Murrams paused in the act of washing his ears, with one paw held aloft. He began to sing, because he knew right well there was milk in that can, and that he would have a share of it.
Babs’s blue eyes had been on the smoke-grimed ceiling, but she lowered them now.
“Oh,” she said, “you’s tome back, has ’oo?”
“And Babs has been so good, hasn’t she?” said Ransey.
“Babs is dood, and Bob is dood, and Murrams is dooder. ’Ift (lift) me up twick, ’Ansey.”
Two plump little arms were extended towards her brother, and presently he was seated near the fire dressing her, as if he had been to the manner born.
There was a little face to wash presently, as well as two tiny hands and arms; but that could be done after they had all had breakfast.
“Oh, my!” cried Ransey Tansey; “look, Babs! Two turkey’s eggs in the bottom of the can!”
“Oh, my! ’Ansey,” echoed the child. “One tu’key’s egg fo’ me, and one fo’ ’oo.”
The door had been left half ajar, and presently about a yard of long neck was thrust round the edge, and the Admiral looked lovingly at the eggs, first with one roguish eye, then with the other.
This droll crane had a weakness for eggs – strange, perhaps, but true. When he found one, he tossed it high in air, and in descending caught it cleverly. Next second there was an empty egg-shell on the ground, and some kind of a lump sliding slowly down the Admiral’s extended gullet.

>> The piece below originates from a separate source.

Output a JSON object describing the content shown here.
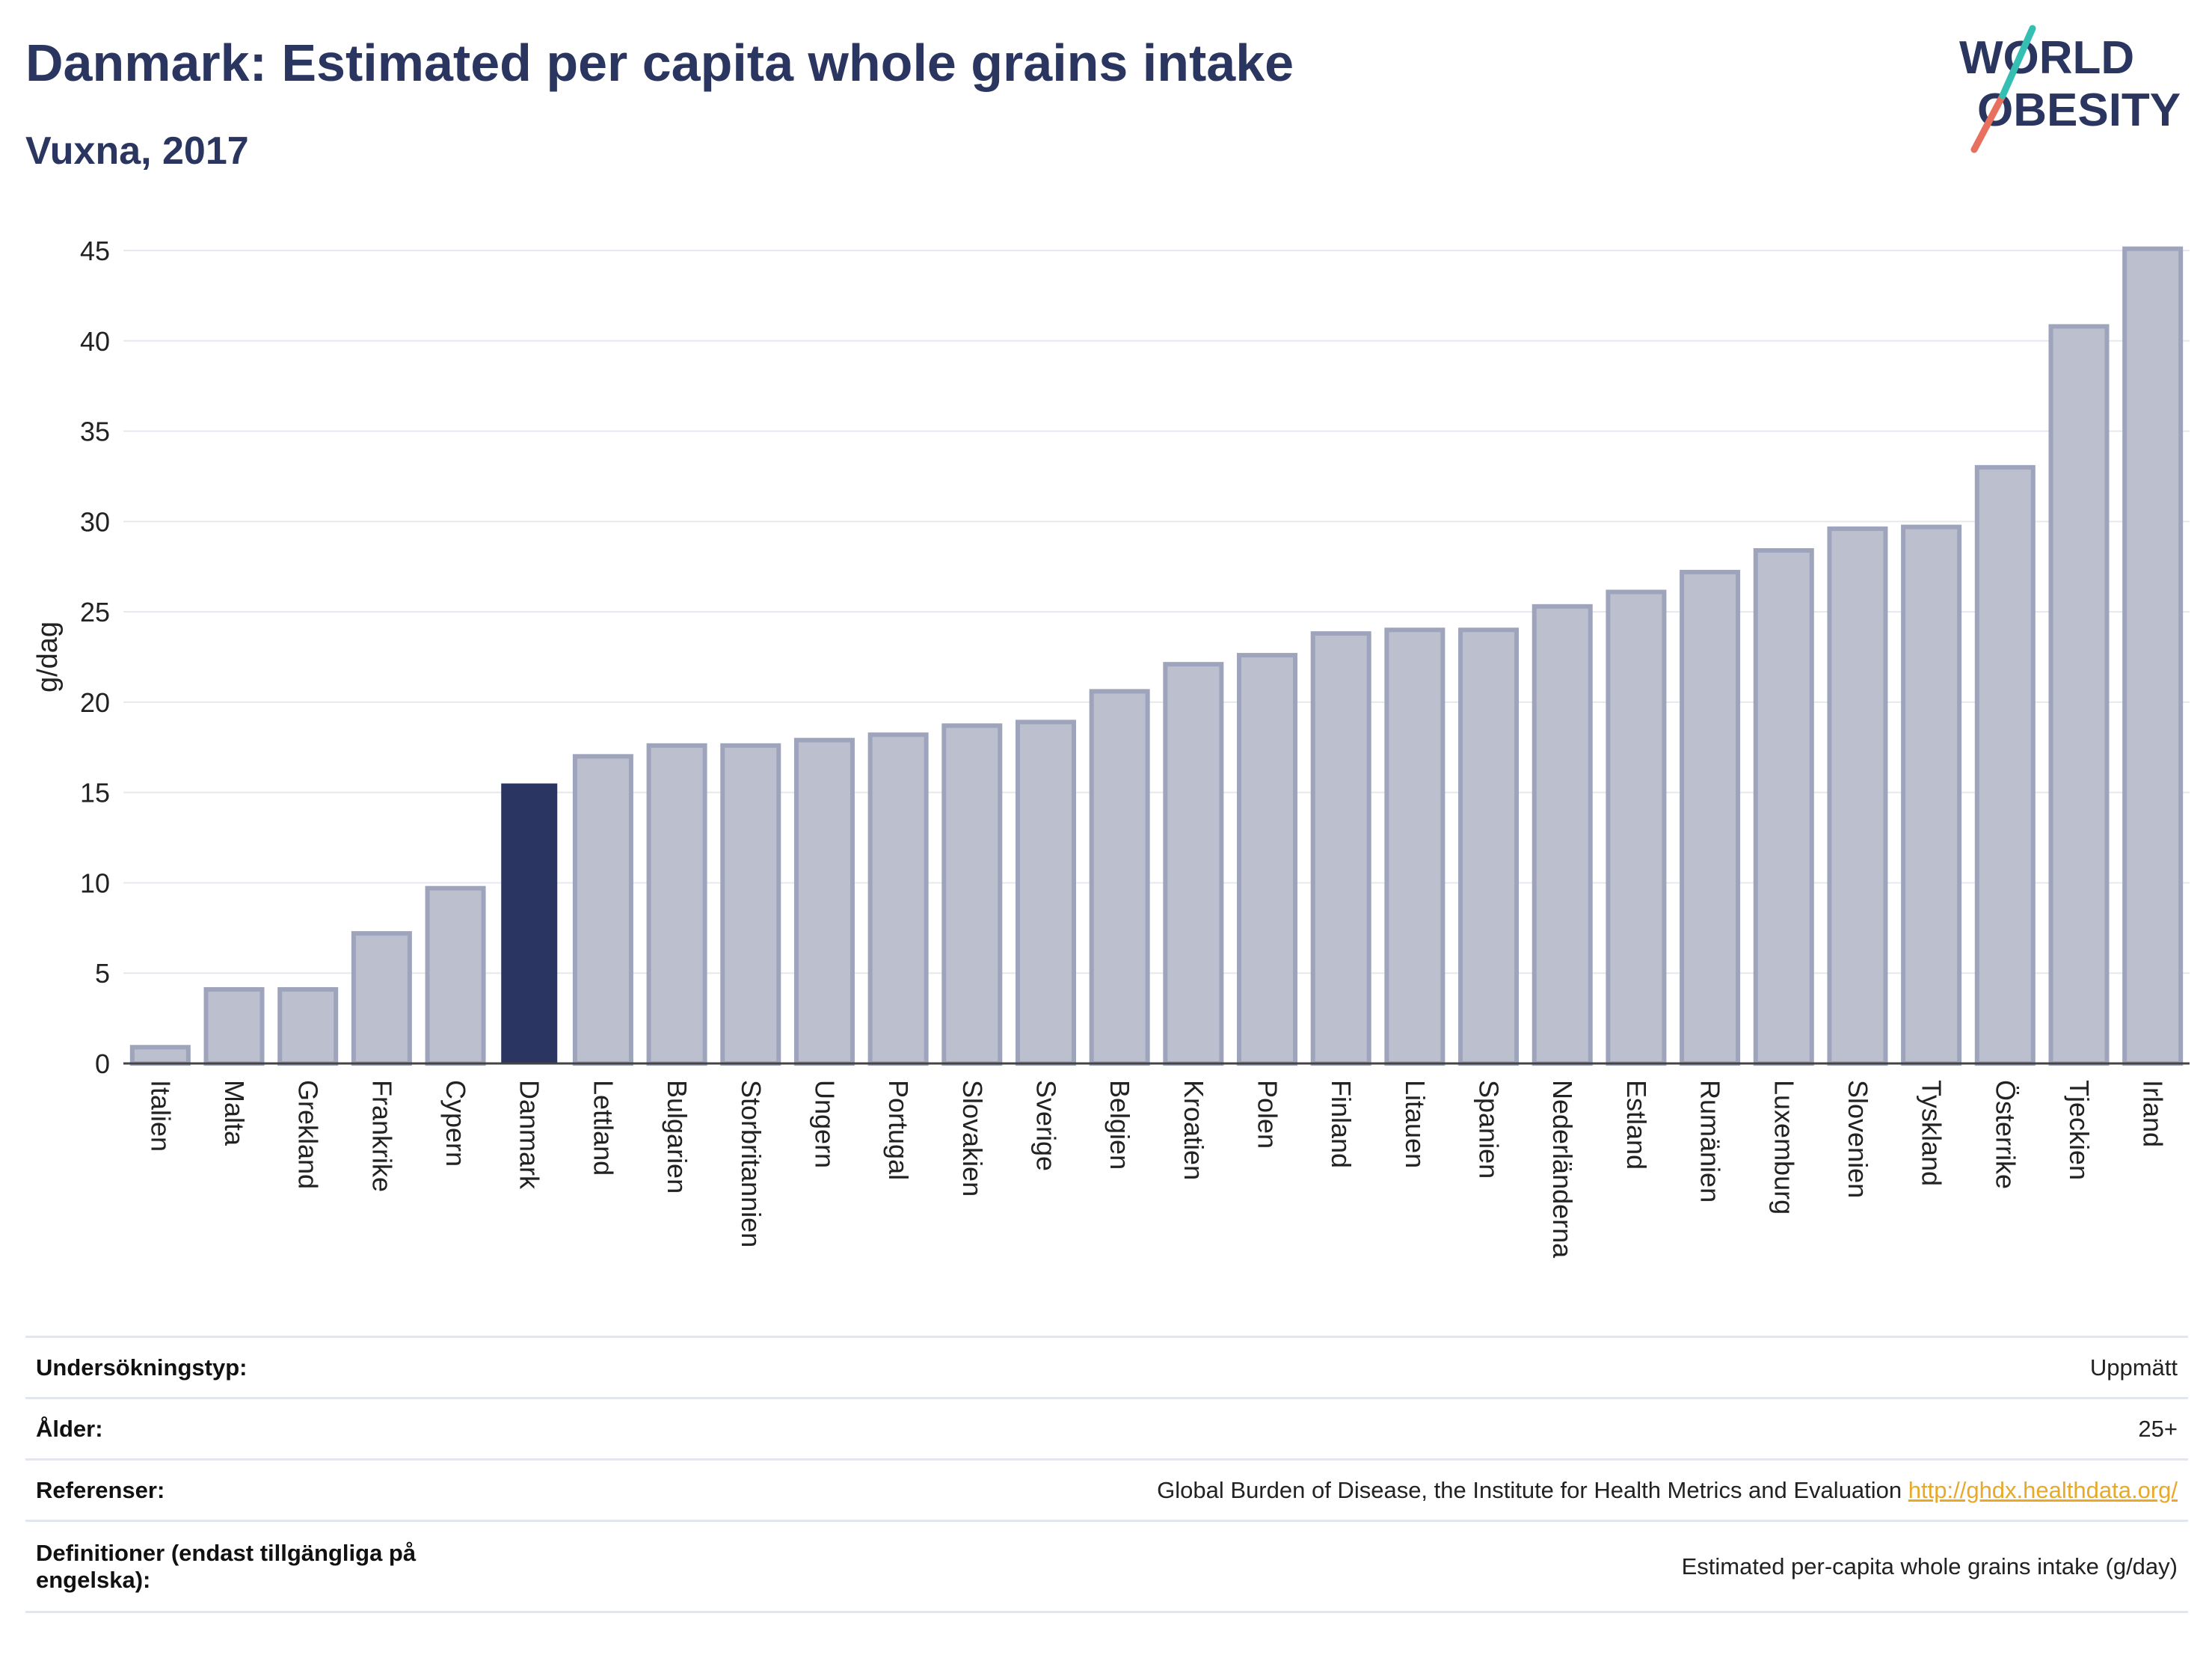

When it was fairly landed, the bird expressed his delight by dancing a double-triple fandango, which was partly jig, partly hornpipe, and all the rest a Highland schottische.
“Get out, Admiral! – get out, I tell ye!” cried the boy. “W’y, ye stoopid, if the door slams, off goes yer head.”
The bird seemed to fully appreciate the danger, and at once withdrew.
Ransey placed the two turkey’s eggs on a shelf near the little gable window. One pane of glass was broken, and was stuffed with hay.
Well, the Admiral had been watching the boy, and as soon as his back was turned, it didn’t take the bird long to pull out that hay.
“O ’Ansey, ’ook! ’ook!” cried Babs.
It was too late, however, for looking to do any good. For the same yard of neck that had, a few minutes before, appeared round the edge of the doorway, was now thrust through the broken pane, and only one turkey’s egg was left.
Babs looked very sad. She considered for a bit, then said solemnly, —
“’Oo mus’ have the odel (other) tu’key’s egg. You is dooder nor me.”
But Ransey didn’t have it. He contented himself with bread and milk.
And so the two mitherless bairns had breakfast.